Line 75: "Translated" is not the correct term here. Please replace it with "transformed."


Line 79-80: The statement "The transcription of lncRNA starts when tyrosine1 is phosphorylated in Pol II" is not accurate, as not all Pol II is phosphorylated in lncRNA transcription, although most of it is.


Figure 1: In the cytoplasm, lncRNAs regulate translation by associating with ribosomes or mRNA. The figure drawing shows a ribosome translating lncRNA, which is misleading, and the ribosome label is on the wrong side. Although there are reported cases where lncRNA binds to ribosomes with a 5' UTR-like region to regulate the turnover of ribosomes, this cannot represent a typical regulatory role of lncRNAs in translation.


Sections 2-3: It would be better to explain more specifically how lncRNAs regulate these genes (chromatin, transcription, splicing, etc.) rather than just listing them.

Easy to read

Author Response

Please see the attachment.

Author Response File: Author Response.pdf

Reviewer 2 Report

In this review manuscript, Baghdadi et al., reviewed the lncRNAs in lymphopoiesis and lymphoid leukemias. Some comments are below.

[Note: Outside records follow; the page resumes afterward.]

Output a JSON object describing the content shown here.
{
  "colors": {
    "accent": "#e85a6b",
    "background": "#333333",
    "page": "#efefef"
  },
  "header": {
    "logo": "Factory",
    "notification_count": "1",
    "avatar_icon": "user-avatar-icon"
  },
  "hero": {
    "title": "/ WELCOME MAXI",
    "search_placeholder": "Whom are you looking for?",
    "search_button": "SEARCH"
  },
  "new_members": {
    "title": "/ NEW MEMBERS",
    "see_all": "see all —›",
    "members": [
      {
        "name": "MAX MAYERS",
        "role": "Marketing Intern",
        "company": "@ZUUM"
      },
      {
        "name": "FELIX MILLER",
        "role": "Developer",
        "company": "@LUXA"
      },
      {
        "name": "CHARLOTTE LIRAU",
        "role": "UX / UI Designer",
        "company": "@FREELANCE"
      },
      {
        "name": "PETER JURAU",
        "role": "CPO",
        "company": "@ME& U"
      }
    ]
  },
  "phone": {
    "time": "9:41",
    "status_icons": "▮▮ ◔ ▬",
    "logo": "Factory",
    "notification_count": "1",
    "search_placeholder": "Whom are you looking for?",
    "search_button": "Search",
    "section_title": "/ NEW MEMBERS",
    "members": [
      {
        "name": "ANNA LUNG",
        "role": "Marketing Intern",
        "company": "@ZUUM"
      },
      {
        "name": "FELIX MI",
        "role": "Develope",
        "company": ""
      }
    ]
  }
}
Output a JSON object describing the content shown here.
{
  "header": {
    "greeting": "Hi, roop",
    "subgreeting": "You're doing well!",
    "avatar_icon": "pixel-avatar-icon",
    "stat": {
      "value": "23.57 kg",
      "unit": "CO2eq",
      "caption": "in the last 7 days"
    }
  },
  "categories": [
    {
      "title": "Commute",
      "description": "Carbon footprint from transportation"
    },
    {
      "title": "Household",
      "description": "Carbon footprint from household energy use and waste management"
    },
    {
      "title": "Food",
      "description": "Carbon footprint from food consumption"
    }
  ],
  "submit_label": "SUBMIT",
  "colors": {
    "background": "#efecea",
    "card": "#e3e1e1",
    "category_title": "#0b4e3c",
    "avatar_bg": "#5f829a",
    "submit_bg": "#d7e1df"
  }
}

1. It’s unclear why the authors focus on lymphoid leukemias only but not expand to lymphomas and NK leukemia? In particular, the authors reviewed the lncRNAs in normal B/T/NK-lymphopoiesis and the subtitle of Section 3 is ‘Alterations of lncRNAs in lymphoid malignancies’, which should include lymphomas.


2. A more detail perspective about future investigation and clinical practice would be very fascinating.


3. It also would improve this review quite a lot if the authors could review more about lncRNAs and immunotherapy.


4. Line 55 to 76 should be one paragraph. It’s not necessary to describe a lot of sncRNA. The introduction is too tedious.


5. What’s the red box in lncRNA in Figure 1? No information of this red box is described.


6. I like the summary Figure 2. In Figure 2, the IFNγ-AS1 lncRNA was both showed in CD4+ and CD8+ T cells, but no description about it in CD8+ T cells. Any evidence showing lncRNAs in regulation of CD8+ T cell differentiation?


7. ncRNAs should also include circular RNAs, right?


8. Line 280 – 281, lncRNAs should not be tiny molecules, particularly some are quite large. Line 281, ‘some lncRNA’ should be ‘some lncRNAs’. The authors should carefully check the grammars throughout.

There are some grammar issues. The authors should carefully check the grammars throughout.

Author Response

Please see the attachment.

Author Response File: Author Response.pdf

Round 2

Reviewer 2 Report

The authors addressed my concerns except multiple myeloma should not be considered as a NHL or B-cell lymphoma. Line 509-528 should be deleted. Same, the summary figure should be revised. 

Author Response

Thanks for your exact point of view. Multiple myeloma is a plasma cell neoplasms subgroup; we removed this section and edited Figure 3.